Lt. Gov. Delbert Hosemann is seeking re-election to a second term to that powerful office, where he oversees the 52-seat Mississippi Senate. Among those state senators is Sen. Chris McDaniel, a straight-talking firebrand who is challenging the quiet-mannered Hosemann for the second-highest state office.
Jameson Taylor is director of policy and legislative affairs at Mississippi-based AFA Action. Hence he is also familiar with Magnolia State politics and its leaders, including Hosemann and McDaniel.
“Lieutenant governor is the most powerful person in the state of Mississippi,” Taylor explains, “and a lot of that power comes from appointing chairmen of committees.”
Taylor, who works closely with state senators on legislation, says he supports McDaniel over Hosemann in the August 8 Republican primary. That is because Taylor has witnessed pro-life legislation die in a Senate committee because a Democrat, appointed by the pro-life Hosemann, killed the bill.
“He’s used Democrats basically to conceal the fact that he is not a conservative Republican,” Taylor says of Lt. Gov. Hosemann.
'We all got elected'
In 2020, when Lt. Gov. Hosemann gaveled the Senate into session on his first day, news website Mississippi Today reported Republican senators got most of the “plum” assignments but a Democrat was chosen to chair the powerful Public Health Committee.
“You’ll see Democrats and Republicans heading committees here,” Hosemann bragged at the time. “You’ll see males and females heading committees here. I see no difference in whether it’s a man or woman, Republican or Democrat, minority or whatever. We all got elected.”
In 2022, when McDaniel was teasing a challenge to Hosemann, he complained to Mississippi Today that 13 of 16 Democrats held chairmanships under a Republican lieutenant governor.
Lt. Gov. Hosemann is the “best thing that’s happened to Democrats in this state in a generation,” McDaniel complained last year.
A repeat of Cochran strategy?
After the Republican lieutenant governor collaborated with Senate Democrats over committee assignments, Taylor says Hosemann is now relying on Democrat voters to use Mississippi’s open primary to support him over McDaniel.

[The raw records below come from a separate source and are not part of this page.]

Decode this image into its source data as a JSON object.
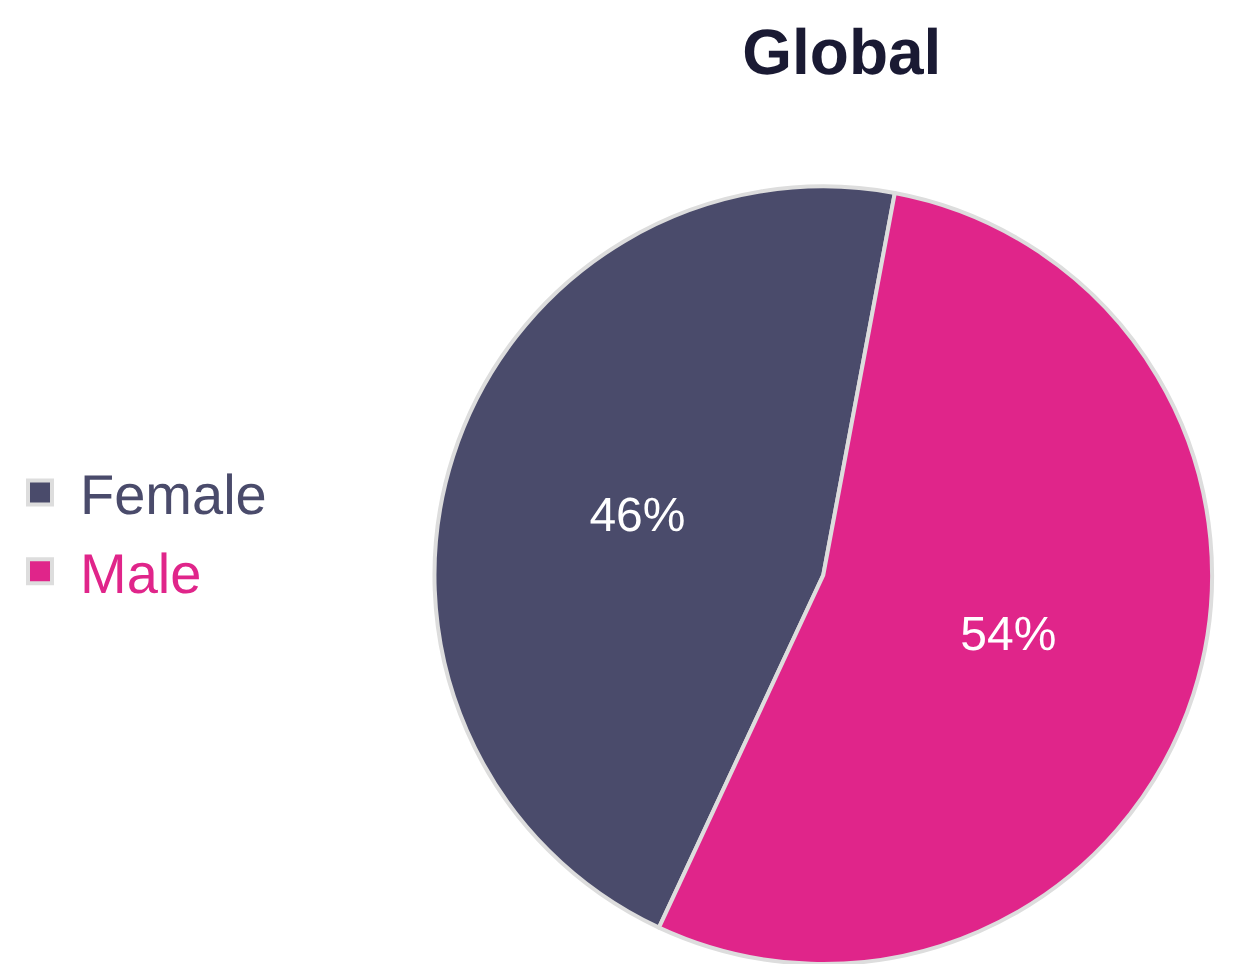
{
  "chart_data": {
    "type": "pie",
    "title": "Global",
    "categories": [
      "Female",
      "Male"
    ],
    "values": [
      46,
      54
    ],
    "colors": [
      "#4a4b6b",
      "#e0258a"
    ],
    "value_labels": [
      "46%",
      "54%"
    ],
    "legend": "left"
  }
}
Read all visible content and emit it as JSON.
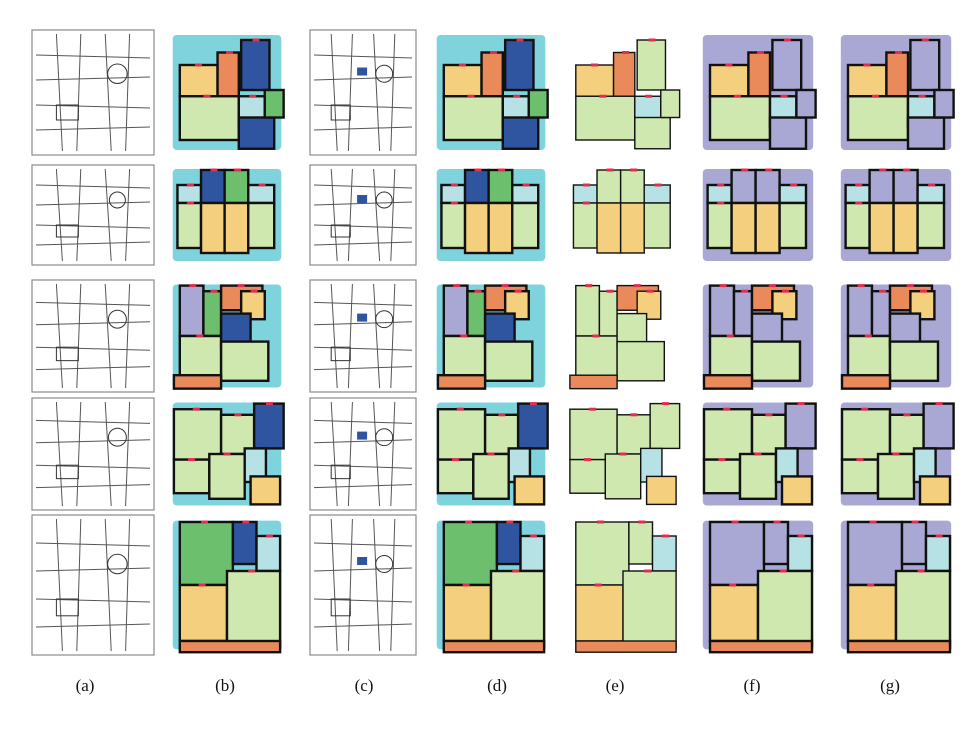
{
  "figure": {
    "column_labels": [
      "(a)",
      "(b)",
      "(c)",
      "(d)",
      "(e)",
      "(f)",
      "(g)"
    ],
    "rows": 5,
    "columns": 7
  },
  "palette": {
    "wall": "#111111",
    "living": "#cfe8b0",
    "bedroom": "#f3cf7e",
    "kitchen": "#ea8a5a",
    "bath": "#b6e2e6",
    "storage": "#2f55a0",
    "balcony": "#a9a8d4",
    "green": "#6cbf6c",
    "outline": "#7fd3dc",
    "door": "#e03050",
    "pink": "#f4c6d1",
    "sketch": "#8a8a8a"
  }
}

“His strategy is to try to turn out Democrats to vote in the Republican primary,” Taylor advises. “He even has a poll that shows that he wins if Democrats are able to hijack the Republican primary.”
If that scenario sounds familiar to Mississippi voters, that is because McDaniel was defeated under similar circumstances in 2014, when he challenged Sen. Thad Cochran in the GOP primary. Faced with the near-impossible task of unseating a powerful and popular U.S. senator, McDaniel witnessed Cochran’s campaign woo black Democrats in Mississippi to vote in the GOP primary.
That unusual cooperation was also marred with accusations of vote-buying schemes involving influential black pastors in majority-black Mississippi counties. After the primary, one black Baptist pastor alleged he had collaborated with Cochran campaign staffers to pay black Mississippians $15 if they voted in the GOP primary. Blacks were urged to vote for Cochran because they were told McDaniel was a “racist" candidate who must be defeated, the pastor said.
Cochran narrowly defeated McDaniel 50.8% to 49.2% in the 2014 GOP primary.
In his interview with AFN, Taylor did not make similar allegations against Hosemann's re-election campaign. However, he did point out the current lieutenant governor was serving as Mississippi's secretary of state at the time, when Hosemann was supposed to be investigating campaign irregularities.
“If conservatives show up, Chris McDaniel will win,” Taylor says of the lieutenant governor’s race. “If Democrats show up, the moderate Delbert Hosemann will win.”
Editor's Note: AFA Action is an affiliate of the American Family Association, the parent organization of the American Family News Network, which operates AFN.net.